Le Kremlin de Moscou est la forteresse mythique de la Russie. C'est une ville à part entière, avec ses palais, ses arsenaux et ses églises, un château médiéval qui relie le pays moderne à son passé légendaire. Lorsque, aux 11ème et 12ème siècles, les invasions tataro-mongoles et les dissensions internes provoquèrent le découpage de l'empire de la Russie kiévienne en une multitude de petites principautés, les grands-princes russes reprirent l'avantage. En 1147, alors que la Russie kiévienne était à l'agonie, un chroniqueur rapporte qu'une fête se tint à la résidence de chasse du prince Iouri Dolgorouki, qui régnait alors sur Souzdal et Rostov. Cette résidence se trouvait sur une colline dominant les rivières Moskva et Neglinaya. Grâce à sa situation stratégique, elle fut rapidement transformée en une ville fortifiée, ou "Kremlin".

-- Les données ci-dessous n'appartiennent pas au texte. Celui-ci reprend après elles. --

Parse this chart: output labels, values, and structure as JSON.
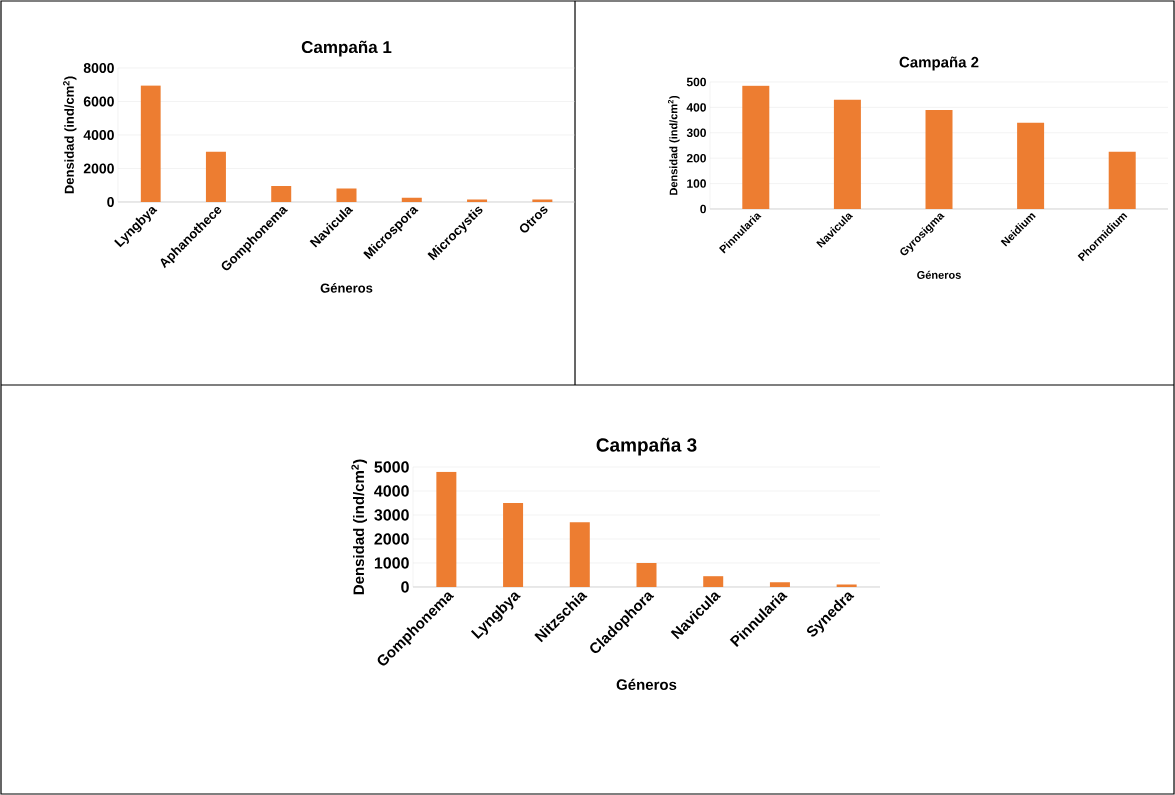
{
  "chart_data": [
    {
      "type": "bar",
      "title": "Campaña 1",
      "xlabel": "Géneros",
      "ylabel": "Densidad (ind/cm$^{2}$)",
      "categories": [
        "Lyngbya",
        "Aphanothece",
        "Gomphonema",
        "Navicula",
        "Microspora",
        "Microcystis",
        "Otros"
      ],
      "values": [
        6950,
        3000,
        950,
        800,
        250,
        150,
        150
      ],
      "color": "#ed7d31",
      "ylim": [
        0,
        8000
      ],
      "yticks": [
        0,
        2000,
        4000,
        6000,
        8000
      ],
      "grid": "y"
    },
    {
      "type": "bar",
      "title": "Campaña 2",
      "xlabel": "Géneros",
      "ylabel": "Densidad (ind/cm$^{2}$)",
      "categories": [
        "Pinnularia",
        "Navicula",
        "Gyrosigma",
        "Neidium",
        "Phormidium"
      ],
      "values": [
        485,
        430,
        390,
        340,
        225
      ],
      "color": "#ed7d31",
      "ylim": [
        0,
        500
      ],
      "yticks": [
        0,
        100,
        200,
        300,
        400,
        500
      ],
      "grid": "y"
    },
    {
      "type": "bar",
      "title": "Campaña 3",
      "xlabel": "Géneros",
      "ylabel": "Densidad (ind/cm$^{2}$)",
      "categories": [
        "Gomphonema",
        "Lyngbya",
        "Nitzschia",
        "Cladophora",
        "Navicula",
        "Pinnularia",
        "Synedra"
      ],
      "values": [
        4800,
        3500,
        2700,
        1000,
        450,
        200,
        100
      ],
      "color": "#ed7d31",
      "ylim": [
        0,
        5000
      ],
      "yticks": [
        0,
        1000,
        2000,
        3000,
        4000,
        5000
      ],
      "grid": "y"
    }
  ]
}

En l'espace d'un siècle, la ville s'est rapidement développée, au point de devenir une principauté indépendante au sein de l'empire mongole. Au milieu du 14ème siècle, Moscou avait tant gagné en prééminence sur ses rivales qu'elle fut choisie pour abriter le siège de l'Eglise orthodoxe russe. Avec Ivan III le Grand (1462-1505), la loi moscovite s'étendit à l'ensemble de la Russie et le Kremlin, comme centre du pouvoir russe, connut une grande magnificence. En 1480, la modeste résidence de chasse s'était transformée en une imposante ville fortifiée. Derrière ses murs de pierre apparaissait la Cathédrale de l'Assomption, dans laquelle Ivan, dans un geste de défi, déchira le traité soumettant Moscou à l'Empire mongole. Tout au long des deux siècles suivants, et jusqu'à ce que Pierre le Grand transfère la capitale russe à Saint-Pétersbourg, le Kremlin fut le théâtre de l'histoire grandiose et parfois sanglante des Tsars.

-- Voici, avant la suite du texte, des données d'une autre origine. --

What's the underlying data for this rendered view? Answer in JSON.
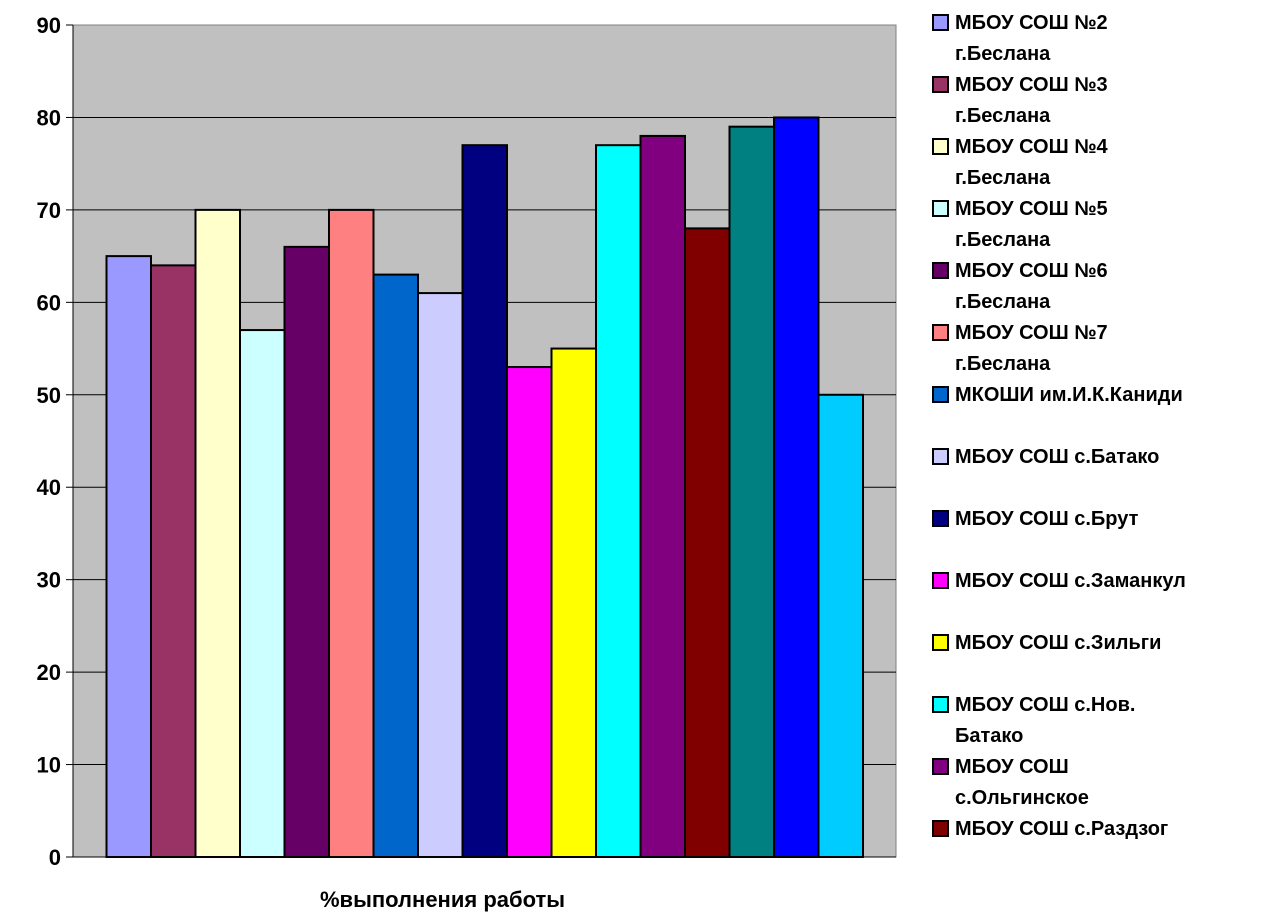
{
  "chart_data": {
    "type": "bar",
    "title": "",
    "xlabel": "%выполнения работы",
    "ylabel": "",
    "ylim": [
      0,
      90
    ],
    "y_ticks": [
      "0",
      "10",
      "20",
      "30",
      "40",
      "50",
      "60",
      "70",
      "80",
      "90"
    ],
    "grid": true,
    "legend_position": "right",
    "plot_background": "#c0c0c0",
    "series": [
      {
        "name": "МБОУ СОШ №2 г.Беслана",
        "value": 65,
        "color": "#9999ff"
      },
      {
        "name": "МБОУ СОШ №3 г.Беслана",
        "value": 64,
        "color": "#993366"
      },
      {
        "name": "МБОУ СОШ №4 г.Беслана",
        "value": 70,
        "color": "#ffffcc"
      },
      {
        "name": "МБОУ СОШ №5 г.Беслана",
        "value": 57,
        "color": "#ccffff"
      },
      {
        "name": "МБОУ СОШ №6 г.Беслана",
        "value": 66,
        "color": "#660066"
      },
      {
        "name": "МБОУ СОШ №7 г.Беслана",
        "value": 70,
        "color": "#ff8080"
      },
      {
        "name": "МКОШИ им.И.К.Каниди",
        "value": 63,
        "color": "#0066cc"
      },
      {
        "name": "МБОУ СОШ с.Батако",
        "value": 61,
        "color": "#ccccff"
      },
      {
        "name": "МБОУ СОШ с.Брут",
        "value": 77,
        "color": "#000080"
      },
      {
        "name": "МБОУ СОШ с.Заманкул",
        "value": 53,
        "color": "#ff00ff"
      },
      {
        "name": "МБОУ СОШ с.Зильги",
        "value": 55,
        "color": "#ffff00"
      },
      {
        "name": "МБОУ СОШ с.Нов. Батако",
        "value": 77,
        "color": "#00ffff"
      },
      {
        "name": "МБОУ СОШ с.Ольгинское",
        "value": 78,
        "color": "#800080"
      },
      {
        "name": "МБОУ СОШ с.Раздзог",
        "value": 68,
        "color": "#800000"
      },
      {
        "name": "",
        "value": 79,
        "color": "#008080"
      },
      {
        "name": "",
        "value": 80,
        "color": "#0000ff"
      },
      {
        "name": "",
        "value": 50,
        "color": "#00ccff"
      }
    ]
  },
  "legend_entries": [
    {
      "line1": "МБОУ СОШ №2",
      "line2": "г.Беслана",
      "color": "#9999ff"
    },
    {
      "line1": "МБОУ СОШ №3",
      "line2": "г.Беслана",
      "color": "#993366"
    },
    {
      "line1": "МБОУ СОШ №4",
      "line2": "г.Беслана",
      "color": "#ffffcc"
    },
    {
      "line1": "МБОУ СОШ №5",
      "line2": "г.Беслана",
      "color": "#ccffff"
    },
    {
      "line1": "МБОУ СОШ №6",
      "line2": "г.Беслана",
      "color": "#660066"
    },
    {
      "line1": "МБОУ СОШ №7",
      "line2": "г.Беслана",
      "color": "#ff8080"
    },
    {
      "line1": "МКОШИ им.И.К.Каниди",
      "line2": "",
      "color": "#0066cc"
    },
    {
      "line1": "МБОУ СОШ с.Батако",
      "line2": "",
      "color": "#ccccff"
    },
    {
      "line1": "МБОУ СОШ с.Брут",
      "line2": "",
      "color": "#000080"
    },
    {
      "line1": "МБОУ СОШ с.Заманкул",
      "line2": "",
      "color": "#ff00ff"
    },
    {
      "line1": "МБОУ СОШ с.Зильги",
      "line2": "",
      "color": "#ffff00"
    },
    {
      "line1": "МБОУ СОШ с.Нов.",
      "line2": "Батако",
      "color": "#00ffff"
    },
    {
      "line1": "МБОУ СОШ",
      "line2": "с.Ольгинское",
      "color": "#800080"
    },
    {
      "line1": "МБОУ СОШ с.Раздзог",
      "line2": "",
      "color": "#800000"
    }
  ]
}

Avec le transfert du pouvoir à Saint-Pétersbourg, la ville et le Kremlin de Moscou déclinèrent. Ils retrouvèrent leur rôle de centre du pouvoir avec l'Union soviétique, lorsque les Bolcheviques décidèrent en mars 1918 de faire de Moscou leur capitale. Même si la période soviétique a laissé des traces au Kremlin, la vieille citadelle a su conserver l'atmosphère qui a présidé à la naissance de la Russie tsariste. C'est particulièrement le cas de la Place des cathédrales, où errent encore de manière perceptible les esprits d'Ivan le Terrible, de Boris Godounov et des premiers Romanov, alors que les âmes de Staline et de Lénine ont déserté l'endroit depuis longtemps.